Jane of Beyond Eden Rock tagged me, and I was honored to think that she would be interested in my answers! Here we go…
What is your favorite historical setting for a book?
This question makes me think of the settings I would actually like to live in — I may enjoy reading about late Imperial Rome or Revolutionary France, but they would be a bit dangerous to inhabit.
One type of setting I love is a wonderful old house that’s been lived in for many generations, and gathered much history and character. The Green Knowe books by Lucy Boston provide one example (and this is even a real house that you can visit – see Jean’s recent tour here).
Another is a nostalgic trip back to a warm family setting, as in the Deep Valley books by Maud Hart Lovelace. I know the past wasn’t really this simple, but it’s nice to enter those rosy memories for a while anyway.
What writer/s would you like to travel back in time to meet?
I would love to meet Louisa May Alcott and talk about how women’s lives have changed since her time. I’d also warn her not to take the calomel that ruined her health.
What book/s would you travel back in time and give to your younger self?
What book/s would you travel forward in time and give to your older self?
As I age, I want to keep reminding myself of the important messages in Being Mortal by Atul Gawande.
Ursula K. LeGuin’s vision of peaceful interplanetary colonization and interaction in her so-called “Hainish” books.
What is your favorite book that is set in a different time period (can be historical or futuristic)?

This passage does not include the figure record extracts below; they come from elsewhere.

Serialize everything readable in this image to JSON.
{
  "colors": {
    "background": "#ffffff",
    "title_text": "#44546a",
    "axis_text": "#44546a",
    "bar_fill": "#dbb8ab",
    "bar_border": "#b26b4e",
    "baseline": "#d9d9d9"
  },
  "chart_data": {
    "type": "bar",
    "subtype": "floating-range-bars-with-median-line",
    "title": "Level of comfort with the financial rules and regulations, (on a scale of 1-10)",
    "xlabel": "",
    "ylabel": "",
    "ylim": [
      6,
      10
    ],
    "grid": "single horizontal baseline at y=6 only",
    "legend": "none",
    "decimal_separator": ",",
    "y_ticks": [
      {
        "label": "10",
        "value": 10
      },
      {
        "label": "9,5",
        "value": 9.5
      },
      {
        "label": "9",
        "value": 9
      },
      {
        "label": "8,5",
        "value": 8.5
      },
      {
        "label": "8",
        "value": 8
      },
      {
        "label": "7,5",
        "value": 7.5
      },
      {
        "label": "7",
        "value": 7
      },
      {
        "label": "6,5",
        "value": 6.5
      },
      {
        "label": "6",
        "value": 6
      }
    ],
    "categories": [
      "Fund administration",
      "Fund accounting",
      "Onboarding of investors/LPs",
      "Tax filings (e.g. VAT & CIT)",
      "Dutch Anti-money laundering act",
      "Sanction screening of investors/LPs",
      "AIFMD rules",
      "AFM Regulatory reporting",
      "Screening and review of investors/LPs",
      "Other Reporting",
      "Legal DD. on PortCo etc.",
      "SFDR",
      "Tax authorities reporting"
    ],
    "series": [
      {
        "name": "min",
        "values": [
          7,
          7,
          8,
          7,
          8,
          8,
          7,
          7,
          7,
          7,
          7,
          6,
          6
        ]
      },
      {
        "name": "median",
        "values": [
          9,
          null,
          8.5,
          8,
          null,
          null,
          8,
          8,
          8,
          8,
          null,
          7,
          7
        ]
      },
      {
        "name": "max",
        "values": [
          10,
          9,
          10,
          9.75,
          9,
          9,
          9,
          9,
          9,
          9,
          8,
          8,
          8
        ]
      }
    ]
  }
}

It’s impossible to choose just one favorite — so many of my favorite books are set in different time periods! But I’m going to give a nod to Jonathan Strange and Mr Norrell by Susanna Clarke, largely because I think she does a brilliant job at capturing the Regency period (with a magical slant). There are so many books nowadays with this setting, and very few are truly convincing.

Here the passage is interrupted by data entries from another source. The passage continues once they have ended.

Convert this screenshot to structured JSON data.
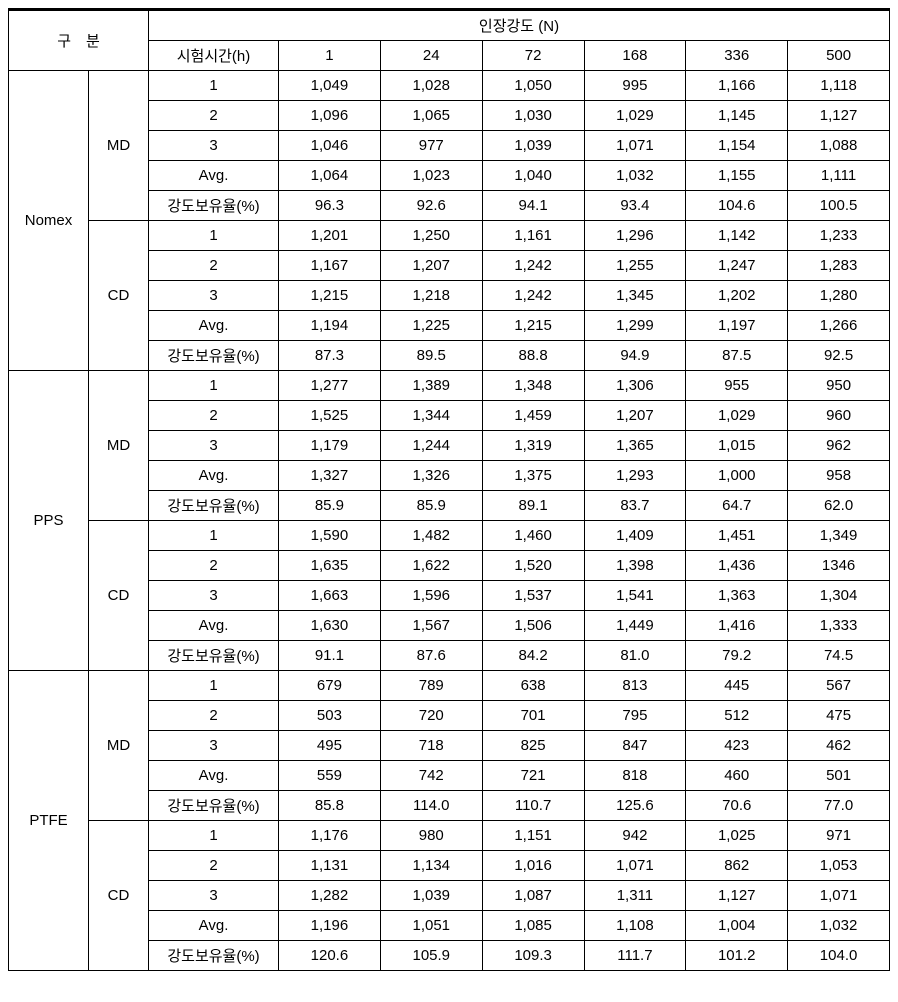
{
  "header": {
    "category": "구　분",
    "main": "인장강도 (N)",
    "timeLabel": "시험시간(h)",
    "times": [
      "1",
      "24",
      "72",
      "168",
      "336",
      "500"
    ]
  },
  "rowLabels": [
    "1",
    "2",
    "3",
    "Avg.",
    "강도보유율(%)"
  ],
  "materials": [
    {
      "name": "Nomex",
      "groups": [
        {
          "name": "MD",
          "rows": [
            [
              "1,049",
              "1,028",
              "1,050",
              "995",
              "1,166",
              "1,118"
            ],
            [
              "1,096",
              "1,065",
              "1,030",
              "1,029",
              "1,145",
              "1,127"
            ],
            [
              "1,046",
              "977",
              "1,039",
              "1,071",
              "1,154",
              "1,088"
            ],
            [
              "1,064",
              "1,023",
              "1,040",
              "1,032",
              "1,155",
              "1,111"
            ],
            [
              "96.3",
              "92.6",
              "94.1",
              "93.4",
              "104.6",
              "100.5"
            ]
          ]
        },
        {
          "name": "CD",
          "rows": [
            [
              "1,201",
              "1,250",
              "1,161",
              "1,296",
              "1,142",
              "1,233"
            ],
            [
              "1,167",
              "1,207",
              "1,242",
              "1,255",
              "1,247",
              "1,283"
            ],
            [
              "1,215",
              "1,218",
              "1,242",
              "1,345",
              "1,202",
              "1,280"
            ],
            [
              "1,194",
              "1,225",
              "1,215",
              "1,299",
              "1,197",
              "1,266"
            ],
            [
              "87.3",
              "89.5",
              "88.8",
              "94.9",
              "87.5",
              "92.5"
            ]
          ]
        }
      ]
    },
    {
      "name": "PPS",
      "groups": [
        {
          "name": "MD",
          "rows": [
            [
              "1,277",
              "1,389",
              "1,348",
              "1,306",
              "955",
              "950"
            ],
            [
              "1,525",
              "1,344",
              "1,459",
              "1,207",
              "1,029",
              "960"
            ],
            [
              "1,179",
              "1,244",
              "1,319",
              "1,365",
              "1,015",
              "962"
            ],
            [
              "1,327",
              "1,326",
              "1,375",
              "1,293",
              "1,000",
              "958"
            ],
            [
              "85.9",
              "85.9",
              "89.1",
              "83.7",
              "64.7",
              "62.0"
            ]
          ]
        },
        {
          "name": "CD",
          "rows": [
            [
              "1,590",
              "1,482",
              "1,460",
              "1,409",
              "1,451",
              "1,349"
            ],
            [
              "1,635",
              "1,622",
              "1,520",
              "1,398",
              "1,436",
              "1346"
            ],
            [
              "1,663",
              "1,596",
              "1,537",
              "1,541",
              "1,363",
              "1,304"
            ],
            [
              "1,630",
              "1,567",
              "1,506",
              "1,449",
              "1,416",
              "1,333"
            ],
            [
              "91.1",
              "87.6",
              "84.2",
              "81.0",
              "79.2",
              "74.5"
            ]
          ]
        }
      ]
    },
    {
      "name": "PTFE",
      "groups": [
        {
          "name": "MD",
          "rows": [
            [
              "679",
              "789",
              "638",
              "813",
              "445",
              "567"
            ],
            [
              "503",
              "720",
              "701",
              "795",
              "512",
              "475"
            ],
            [
              "495",
              "718",
              "825",
              "847",
              "423",
              "462"
            ],
            [
              "559",
              "742",
              "721",
              "818",
              "460",
              "501"
            ],
            [
              "85.8",
              "114.0",
              "110.7",
              "125.6",
              "70.6",
              "77.0"
            ]
          ]
        },
        {
          "name": "CD",
          "rows": [
            [
              "1,176",
              "980",
              "1,151",
              "942",
              "1,025",
              "971"
            ],
            [
              "1,131",
              "1,134",
              "1,016",
              "1,071",
              "862",
              "1,053"
            ],
            [
              "1,282",
              "1,039",
              "1,087",
              "1,311",
              "1,127",
              "1,071"
            ],
            [
              "1,196",
              "1,051",
              "1,085",
              "1,108",
              "1,004",
              "1,032"
            ],
            [
              "120.6",
              "105.9",
              "109.3",
              "111.7",
              "101.2",
              "104.0"
            ]
          ]
        }
      ]
    }
  ]
}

Spoiler time: Do you ever skip ahead to the end of a book just to see what happens?
Yes, I do, and I feel no shame about it. Sometimes the tension is too much for me and I just have to know the outcome; then I can go back and see how we got there. Spoilers don’t bother me, obviously. But everyone is different — if you don’t want to know the ending ahead of time, I certainly respect that.

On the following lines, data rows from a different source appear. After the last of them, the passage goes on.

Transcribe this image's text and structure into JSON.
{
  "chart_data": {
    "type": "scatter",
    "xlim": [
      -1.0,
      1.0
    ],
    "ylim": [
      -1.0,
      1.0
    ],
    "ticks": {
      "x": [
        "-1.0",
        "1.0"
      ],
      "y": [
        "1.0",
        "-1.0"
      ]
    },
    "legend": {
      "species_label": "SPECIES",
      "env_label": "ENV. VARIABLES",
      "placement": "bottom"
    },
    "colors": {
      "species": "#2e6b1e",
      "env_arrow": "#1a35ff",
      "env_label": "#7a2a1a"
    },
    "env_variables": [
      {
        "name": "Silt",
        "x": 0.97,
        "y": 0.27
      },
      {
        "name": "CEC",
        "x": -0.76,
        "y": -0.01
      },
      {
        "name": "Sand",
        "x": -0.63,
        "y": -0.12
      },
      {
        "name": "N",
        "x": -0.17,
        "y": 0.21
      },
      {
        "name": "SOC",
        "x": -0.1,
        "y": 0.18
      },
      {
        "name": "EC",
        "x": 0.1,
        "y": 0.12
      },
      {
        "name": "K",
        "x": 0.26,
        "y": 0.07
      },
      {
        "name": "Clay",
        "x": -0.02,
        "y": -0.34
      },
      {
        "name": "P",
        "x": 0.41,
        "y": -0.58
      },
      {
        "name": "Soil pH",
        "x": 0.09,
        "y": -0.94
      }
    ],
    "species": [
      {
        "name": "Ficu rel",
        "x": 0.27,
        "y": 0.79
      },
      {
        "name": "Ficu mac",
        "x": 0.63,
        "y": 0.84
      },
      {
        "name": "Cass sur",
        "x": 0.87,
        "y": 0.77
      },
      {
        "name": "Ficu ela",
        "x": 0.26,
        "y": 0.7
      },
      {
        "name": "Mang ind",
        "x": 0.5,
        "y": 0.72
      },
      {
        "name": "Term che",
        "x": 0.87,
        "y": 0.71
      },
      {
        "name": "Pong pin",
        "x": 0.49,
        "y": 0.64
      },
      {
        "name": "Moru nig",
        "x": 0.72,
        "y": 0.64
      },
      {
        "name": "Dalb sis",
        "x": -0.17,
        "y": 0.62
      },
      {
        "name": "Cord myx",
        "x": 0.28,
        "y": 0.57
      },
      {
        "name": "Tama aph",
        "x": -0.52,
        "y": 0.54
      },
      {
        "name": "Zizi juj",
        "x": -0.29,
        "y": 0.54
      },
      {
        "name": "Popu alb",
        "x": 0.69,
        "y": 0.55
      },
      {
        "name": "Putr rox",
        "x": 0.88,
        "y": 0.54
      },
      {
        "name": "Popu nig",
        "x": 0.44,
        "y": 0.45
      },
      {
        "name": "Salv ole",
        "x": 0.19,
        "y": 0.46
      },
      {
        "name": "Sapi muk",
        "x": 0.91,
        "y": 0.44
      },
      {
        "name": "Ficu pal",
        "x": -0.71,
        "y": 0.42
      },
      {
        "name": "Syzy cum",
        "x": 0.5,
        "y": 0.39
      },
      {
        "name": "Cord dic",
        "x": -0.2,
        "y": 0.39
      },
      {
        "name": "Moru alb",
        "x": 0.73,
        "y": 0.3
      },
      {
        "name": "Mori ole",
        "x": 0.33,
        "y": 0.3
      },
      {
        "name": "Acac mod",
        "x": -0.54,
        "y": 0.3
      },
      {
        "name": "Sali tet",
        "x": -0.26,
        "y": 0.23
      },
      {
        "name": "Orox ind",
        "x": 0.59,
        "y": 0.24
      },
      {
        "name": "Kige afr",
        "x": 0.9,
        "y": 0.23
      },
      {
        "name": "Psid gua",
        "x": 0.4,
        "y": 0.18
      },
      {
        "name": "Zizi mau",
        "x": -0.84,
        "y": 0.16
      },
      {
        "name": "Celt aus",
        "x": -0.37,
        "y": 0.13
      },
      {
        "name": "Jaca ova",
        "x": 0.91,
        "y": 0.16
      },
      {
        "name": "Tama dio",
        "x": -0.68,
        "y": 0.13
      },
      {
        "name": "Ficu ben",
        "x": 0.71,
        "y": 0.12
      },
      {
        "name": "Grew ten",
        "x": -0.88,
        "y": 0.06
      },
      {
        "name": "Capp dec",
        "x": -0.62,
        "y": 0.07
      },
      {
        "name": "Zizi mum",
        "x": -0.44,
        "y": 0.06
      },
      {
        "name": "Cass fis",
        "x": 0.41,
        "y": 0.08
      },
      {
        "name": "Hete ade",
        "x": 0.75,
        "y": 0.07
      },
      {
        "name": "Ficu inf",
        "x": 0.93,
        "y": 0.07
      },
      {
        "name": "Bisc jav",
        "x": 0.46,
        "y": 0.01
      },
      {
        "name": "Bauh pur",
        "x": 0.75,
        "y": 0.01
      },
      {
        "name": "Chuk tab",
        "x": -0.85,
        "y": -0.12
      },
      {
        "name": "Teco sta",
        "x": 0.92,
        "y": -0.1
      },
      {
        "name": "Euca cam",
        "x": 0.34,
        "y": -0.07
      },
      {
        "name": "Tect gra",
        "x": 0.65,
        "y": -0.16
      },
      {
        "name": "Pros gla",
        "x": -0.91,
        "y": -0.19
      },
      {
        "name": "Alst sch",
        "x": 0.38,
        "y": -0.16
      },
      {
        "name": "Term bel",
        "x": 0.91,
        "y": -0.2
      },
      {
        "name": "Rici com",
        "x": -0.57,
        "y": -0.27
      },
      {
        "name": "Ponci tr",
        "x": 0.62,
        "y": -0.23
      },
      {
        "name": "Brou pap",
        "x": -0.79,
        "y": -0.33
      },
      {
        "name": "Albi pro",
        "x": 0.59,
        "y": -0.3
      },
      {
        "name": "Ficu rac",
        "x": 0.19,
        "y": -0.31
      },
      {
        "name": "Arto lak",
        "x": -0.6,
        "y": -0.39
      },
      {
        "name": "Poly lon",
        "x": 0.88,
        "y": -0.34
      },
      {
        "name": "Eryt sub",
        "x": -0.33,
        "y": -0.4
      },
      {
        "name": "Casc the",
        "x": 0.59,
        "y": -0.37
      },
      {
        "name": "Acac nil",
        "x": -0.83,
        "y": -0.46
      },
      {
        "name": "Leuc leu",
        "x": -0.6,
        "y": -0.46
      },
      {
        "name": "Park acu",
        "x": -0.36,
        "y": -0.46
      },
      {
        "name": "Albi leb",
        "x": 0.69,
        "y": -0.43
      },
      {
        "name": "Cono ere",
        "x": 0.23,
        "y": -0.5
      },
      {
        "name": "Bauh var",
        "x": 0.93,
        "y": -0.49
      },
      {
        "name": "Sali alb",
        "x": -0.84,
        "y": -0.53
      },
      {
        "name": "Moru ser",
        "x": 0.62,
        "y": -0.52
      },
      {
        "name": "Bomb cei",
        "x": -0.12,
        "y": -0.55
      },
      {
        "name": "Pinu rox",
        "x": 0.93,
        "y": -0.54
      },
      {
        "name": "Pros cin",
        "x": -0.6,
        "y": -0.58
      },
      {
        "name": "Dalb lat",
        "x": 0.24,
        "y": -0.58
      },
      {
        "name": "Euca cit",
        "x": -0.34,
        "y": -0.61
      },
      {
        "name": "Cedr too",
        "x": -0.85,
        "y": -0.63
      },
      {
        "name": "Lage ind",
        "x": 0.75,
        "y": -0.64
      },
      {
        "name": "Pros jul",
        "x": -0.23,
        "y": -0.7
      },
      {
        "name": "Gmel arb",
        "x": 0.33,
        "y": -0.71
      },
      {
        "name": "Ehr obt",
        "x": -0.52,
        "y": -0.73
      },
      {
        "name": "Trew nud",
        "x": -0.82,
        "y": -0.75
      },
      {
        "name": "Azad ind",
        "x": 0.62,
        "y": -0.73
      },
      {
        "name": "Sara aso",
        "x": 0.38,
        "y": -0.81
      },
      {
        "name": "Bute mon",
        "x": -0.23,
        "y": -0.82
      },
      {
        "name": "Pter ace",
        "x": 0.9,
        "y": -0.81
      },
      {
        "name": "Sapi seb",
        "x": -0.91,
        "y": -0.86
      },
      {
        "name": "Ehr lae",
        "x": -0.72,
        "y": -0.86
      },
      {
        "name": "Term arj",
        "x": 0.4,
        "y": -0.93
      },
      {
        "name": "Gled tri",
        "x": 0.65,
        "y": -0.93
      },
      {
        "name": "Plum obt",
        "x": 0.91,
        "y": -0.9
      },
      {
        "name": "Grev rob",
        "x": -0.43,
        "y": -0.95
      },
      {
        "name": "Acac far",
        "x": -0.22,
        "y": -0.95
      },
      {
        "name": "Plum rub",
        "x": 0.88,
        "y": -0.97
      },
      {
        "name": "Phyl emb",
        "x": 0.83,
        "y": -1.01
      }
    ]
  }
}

If you had a time turner, where would you go and what would you do?
There are many places I’d like to have a peek — Hilda’s monastery in Whitby, the theater of Dionysus in Athens, a Regency ball… I think I’d soon be glad to get back to modern sanitation, medicine, and women’s rights, though. (Even though it’s tempting right now to find a nice corner of the past to go hide in.)
Favorite book (if you have one) that includes time travel or takes place in different time periods?
The Story of the Amulet by E. Nesbit made a strong impression on me as a child. Nesbit’s depiction of different times and places (from ancient Egypt, Babylon, and Britain to more fanciful visions of Atlantis and the London of the future) might not stand up to modern scholarship, but it was rich with detail and woven into an exciting quest narrative. It’s where my love of historical fiction began.
What book/series do you wish you could go back in time and read again for the first time?
Funnily enough, I don’t have the feeling that I wish I could read books again for the first time. I often enjoy reading them for the second, third, or twentieth time just as much, though it’s a different experience. I only wish I had more time to do that!
I’m tagging Wendy of Falconer’s Library because she says nobody ever tags her, and I hope she might like this one. Otherwise, please feel free to take it up if you’d like to, and be sure to let me know if you do.